Is this a viable technique for your scenario?

To be fair, any given class should already know how to ToString() itself, without any help from the outside world. If I were designing such a class, and I needed some variation on the ToString() output, I would probably provide some parameter in the constructor that the ToString() method could use to modify its behavior, rather than resorting to first-class functions. Or I would examine the state of the object to decide how ToString() should behave. To be genuinely useful, the first-class function would have to have knowledge of your class's internals, which would violate encapsulation.

Depending on exactly what you want to accomplish, a Map function might be a suitable alternative.

Further Reading
First-Class Functions


In general, one would expect the toString() method to be deterministic. Invoking it multiple times on the same object without changing any object state should produce the same results. While not a part of the general contract for toString(), many implementations of libraries and frameworks I have worked with expect this.

By using a lambda or other functional approach to "reach in" and change the output you violate that unwritten expectation.

It would be better to use a decorator or a variant on it to alter the behavior.

How this works is your core object remains the same. It always produces the same toString() output.

If you need different output, construct a different object containing the first one as a parameter. Calling toString() on this outer object produces different results.

Consider the following example:

public interface Widget { ... }

public class MyWidget implements Widget { ... }

public class HtmlWidget implements Widget {
  public HtmlWidget(Widget w) { ... }

public class CsvWidget implements Widget {
  public CsvWidget(Widget w) { ... }

The class MyWidget will truck along as it always has, having a basic toString() implementation. The HtmlWidget and CsvWidget classes wrap another widget. They pass through all of the method calls to the underlying object except for toString(): they output a Widget as (HTML and CSS) or CSV, respectively.

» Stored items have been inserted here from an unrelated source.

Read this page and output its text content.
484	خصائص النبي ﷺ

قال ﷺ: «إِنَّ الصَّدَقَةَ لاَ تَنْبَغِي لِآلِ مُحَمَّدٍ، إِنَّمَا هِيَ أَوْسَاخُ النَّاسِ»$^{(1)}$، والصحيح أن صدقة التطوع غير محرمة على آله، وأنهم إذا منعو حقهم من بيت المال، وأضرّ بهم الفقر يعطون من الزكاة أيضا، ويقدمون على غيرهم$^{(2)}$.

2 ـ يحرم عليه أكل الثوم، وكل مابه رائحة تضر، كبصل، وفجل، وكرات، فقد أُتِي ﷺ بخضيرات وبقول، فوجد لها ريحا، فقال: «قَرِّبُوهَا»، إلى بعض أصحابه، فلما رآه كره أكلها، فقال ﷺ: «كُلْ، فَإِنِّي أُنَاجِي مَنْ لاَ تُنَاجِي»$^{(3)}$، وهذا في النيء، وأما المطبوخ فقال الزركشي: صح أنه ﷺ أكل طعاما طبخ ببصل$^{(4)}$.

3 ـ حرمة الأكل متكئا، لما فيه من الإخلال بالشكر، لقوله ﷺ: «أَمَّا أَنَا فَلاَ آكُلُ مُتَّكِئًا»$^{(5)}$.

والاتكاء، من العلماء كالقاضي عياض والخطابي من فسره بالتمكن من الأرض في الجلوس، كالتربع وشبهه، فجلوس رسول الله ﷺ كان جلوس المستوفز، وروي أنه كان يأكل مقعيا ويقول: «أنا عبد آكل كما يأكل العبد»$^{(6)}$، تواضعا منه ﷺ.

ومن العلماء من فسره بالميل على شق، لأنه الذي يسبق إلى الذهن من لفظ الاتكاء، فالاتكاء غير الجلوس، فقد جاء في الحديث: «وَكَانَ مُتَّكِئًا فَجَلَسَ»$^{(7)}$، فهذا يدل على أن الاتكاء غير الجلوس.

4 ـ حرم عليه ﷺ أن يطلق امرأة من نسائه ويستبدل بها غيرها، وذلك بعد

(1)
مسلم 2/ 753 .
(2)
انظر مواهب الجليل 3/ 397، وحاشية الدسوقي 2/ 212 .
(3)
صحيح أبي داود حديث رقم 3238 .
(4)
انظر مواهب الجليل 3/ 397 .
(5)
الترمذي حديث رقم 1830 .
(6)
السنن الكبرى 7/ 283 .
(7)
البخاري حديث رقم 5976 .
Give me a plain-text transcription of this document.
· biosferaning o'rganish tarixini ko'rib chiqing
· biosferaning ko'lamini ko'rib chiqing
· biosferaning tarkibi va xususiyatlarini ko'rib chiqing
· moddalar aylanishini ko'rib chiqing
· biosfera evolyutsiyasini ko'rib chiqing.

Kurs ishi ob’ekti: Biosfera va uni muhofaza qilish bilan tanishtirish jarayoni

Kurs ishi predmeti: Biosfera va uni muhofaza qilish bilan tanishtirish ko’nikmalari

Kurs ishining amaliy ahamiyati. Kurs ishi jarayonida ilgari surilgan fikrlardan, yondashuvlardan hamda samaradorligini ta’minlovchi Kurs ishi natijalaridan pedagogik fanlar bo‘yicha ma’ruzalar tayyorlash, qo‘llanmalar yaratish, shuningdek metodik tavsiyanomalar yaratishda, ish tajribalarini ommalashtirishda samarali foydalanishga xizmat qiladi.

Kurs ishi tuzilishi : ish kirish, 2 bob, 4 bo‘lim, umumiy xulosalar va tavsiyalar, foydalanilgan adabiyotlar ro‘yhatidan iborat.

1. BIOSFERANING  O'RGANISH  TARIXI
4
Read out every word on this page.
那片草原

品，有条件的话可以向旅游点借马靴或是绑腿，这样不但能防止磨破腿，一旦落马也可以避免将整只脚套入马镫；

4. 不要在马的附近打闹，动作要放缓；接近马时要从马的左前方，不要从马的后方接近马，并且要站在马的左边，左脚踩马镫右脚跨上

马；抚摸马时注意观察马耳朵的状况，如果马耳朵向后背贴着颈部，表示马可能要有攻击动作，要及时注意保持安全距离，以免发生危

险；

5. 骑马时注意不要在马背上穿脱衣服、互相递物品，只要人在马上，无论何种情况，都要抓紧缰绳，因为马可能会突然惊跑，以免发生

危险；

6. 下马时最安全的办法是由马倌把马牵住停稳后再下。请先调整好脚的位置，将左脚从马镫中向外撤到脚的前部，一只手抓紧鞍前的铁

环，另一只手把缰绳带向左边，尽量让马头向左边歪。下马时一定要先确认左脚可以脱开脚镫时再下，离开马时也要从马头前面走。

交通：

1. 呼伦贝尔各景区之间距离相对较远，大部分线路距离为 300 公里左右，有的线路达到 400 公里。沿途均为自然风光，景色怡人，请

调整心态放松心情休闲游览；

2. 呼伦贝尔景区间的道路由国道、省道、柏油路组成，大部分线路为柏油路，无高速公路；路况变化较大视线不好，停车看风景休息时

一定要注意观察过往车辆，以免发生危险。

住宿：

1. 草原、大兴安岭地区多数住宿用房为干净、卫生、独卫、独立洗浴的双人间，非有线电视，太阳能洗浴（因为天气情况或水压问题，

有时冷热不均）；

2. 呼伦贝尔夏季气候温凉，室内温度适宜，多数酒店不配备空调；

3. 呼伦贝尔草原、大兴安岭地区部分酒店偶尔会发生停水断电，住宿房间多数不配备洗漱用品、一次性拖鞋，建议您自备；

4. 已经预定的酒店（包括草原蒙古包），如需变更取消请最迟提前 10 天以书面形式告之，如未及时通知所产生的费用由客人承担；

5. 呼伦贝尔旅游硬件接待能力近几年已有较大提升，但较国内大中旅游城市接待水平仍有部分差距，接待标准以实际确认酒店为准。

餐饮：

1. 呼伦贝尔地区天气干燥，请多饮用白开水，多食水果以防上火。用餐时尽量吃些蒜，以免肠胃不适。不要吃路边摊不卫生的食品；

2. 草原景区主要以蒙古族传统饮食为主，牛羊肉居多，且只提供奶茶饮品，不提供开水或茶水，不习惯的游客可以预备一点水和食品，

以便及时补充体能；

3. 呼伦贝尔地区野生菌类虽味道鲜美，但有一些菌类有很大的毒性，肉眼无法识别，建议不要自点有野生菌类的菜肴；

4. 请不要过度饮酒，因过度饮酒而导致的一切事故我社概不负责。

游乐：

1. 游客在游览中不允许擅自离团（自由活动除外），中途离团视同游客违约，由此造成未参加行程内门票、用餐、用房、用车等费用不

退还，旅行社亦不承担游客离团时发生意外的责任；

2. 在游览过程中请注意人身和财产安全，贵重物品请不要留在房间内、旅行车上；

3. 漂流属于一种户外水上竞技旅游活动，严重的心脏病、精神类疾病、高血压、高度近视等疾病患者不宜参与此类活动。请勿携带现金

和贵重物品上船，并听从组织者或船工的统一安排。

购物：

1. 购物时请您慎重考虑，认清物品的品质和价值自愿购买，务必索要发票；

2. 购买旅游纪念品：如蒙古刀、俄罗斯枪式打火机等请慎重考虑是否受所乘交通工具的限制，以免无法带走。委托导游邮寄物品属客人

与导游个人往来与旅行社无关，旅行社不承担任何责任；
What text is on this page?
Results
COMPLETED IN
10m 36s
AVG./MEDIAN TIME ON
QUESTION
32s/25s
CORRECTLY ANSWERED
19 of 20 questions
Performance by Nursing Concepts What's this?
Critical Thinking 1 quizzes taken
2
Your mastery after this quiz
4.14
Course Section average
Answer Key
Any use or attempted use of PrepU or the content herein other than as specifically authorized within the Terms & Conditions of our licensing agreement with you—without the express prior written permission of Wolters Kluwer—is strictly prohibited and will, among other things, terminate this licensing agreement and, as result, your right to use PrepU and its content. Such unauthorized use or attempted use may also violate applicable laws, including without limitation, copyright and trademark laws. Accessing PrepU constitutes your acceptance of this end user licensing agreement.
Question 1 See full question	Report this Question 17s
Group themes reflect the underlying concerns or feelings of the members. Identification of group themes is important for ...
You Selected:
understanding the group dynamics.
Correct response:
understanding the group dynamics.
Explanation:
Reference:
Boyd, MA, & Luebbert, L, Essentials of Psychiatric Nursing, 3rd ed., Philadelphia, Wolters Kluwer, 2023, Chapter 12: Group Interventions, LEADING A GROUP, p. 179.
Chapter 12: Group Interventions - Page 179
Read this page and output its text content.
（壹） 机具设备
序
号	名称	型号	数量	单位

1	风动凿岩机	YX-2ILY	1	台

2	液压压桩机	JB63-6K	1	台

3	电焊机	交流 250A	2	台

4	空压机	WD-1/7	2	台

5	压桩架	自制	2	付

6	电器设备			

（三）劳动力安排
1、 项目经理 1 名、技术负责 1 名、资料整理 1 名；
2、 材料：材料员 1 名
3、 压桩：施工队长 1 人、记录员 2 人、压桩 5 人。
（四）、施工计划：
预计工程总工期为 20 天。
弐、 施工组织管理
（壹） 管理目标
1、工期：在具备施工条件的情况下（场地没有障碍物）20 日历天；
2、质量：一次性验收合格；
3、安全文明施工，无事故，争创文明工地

They key benefit here is separation of concerns: each object is responsible for one concern. The Widget does Widget things, the decorator Widgets decorate.

Assuming the underlying data is stable, you can even have multiple threads to-stringing the same object using different decorators at the same time, because the original object is unchanged.

  • A Decorator? You would create a hierarchy of classes just to modify the behavior of a ToString() function? Nov 19, 2015 at 19:36
  • @RobertHarvey if it is important enough to have a lambda, why not? I have done this for top-level objects that need to be serialized in different ways. It is not appropriate for all scenarios but is worth considering. The benefit is it adheres to SRP by separating out the complex serialization logic (which is what toString() is in this case) to dedicated objects.
    – user22815
    Nov 19, 2015 at 20:47
  • I don't think it's important enough for a lambda, but I could be wrong. Nov 19, 2015 at 21:42
  • 1
    I've seen this technique used to great effect, though not as full decorators but only as a limited view on one aspect: (1) as frontends to a serialization mechanism: new JsonSerialization(myObject) would have a toString() producing JSON, while new XmlSerialization(myObject) would produce XML. (2) to add debug info into toString by a wrapper new Dump<MyClass>(myObject) type, though that was more useful with C++'s template programming. In Java, we could have an interface Dumpable { public String dump(); } that a class Dump<T extends Dumpable> could delegate to.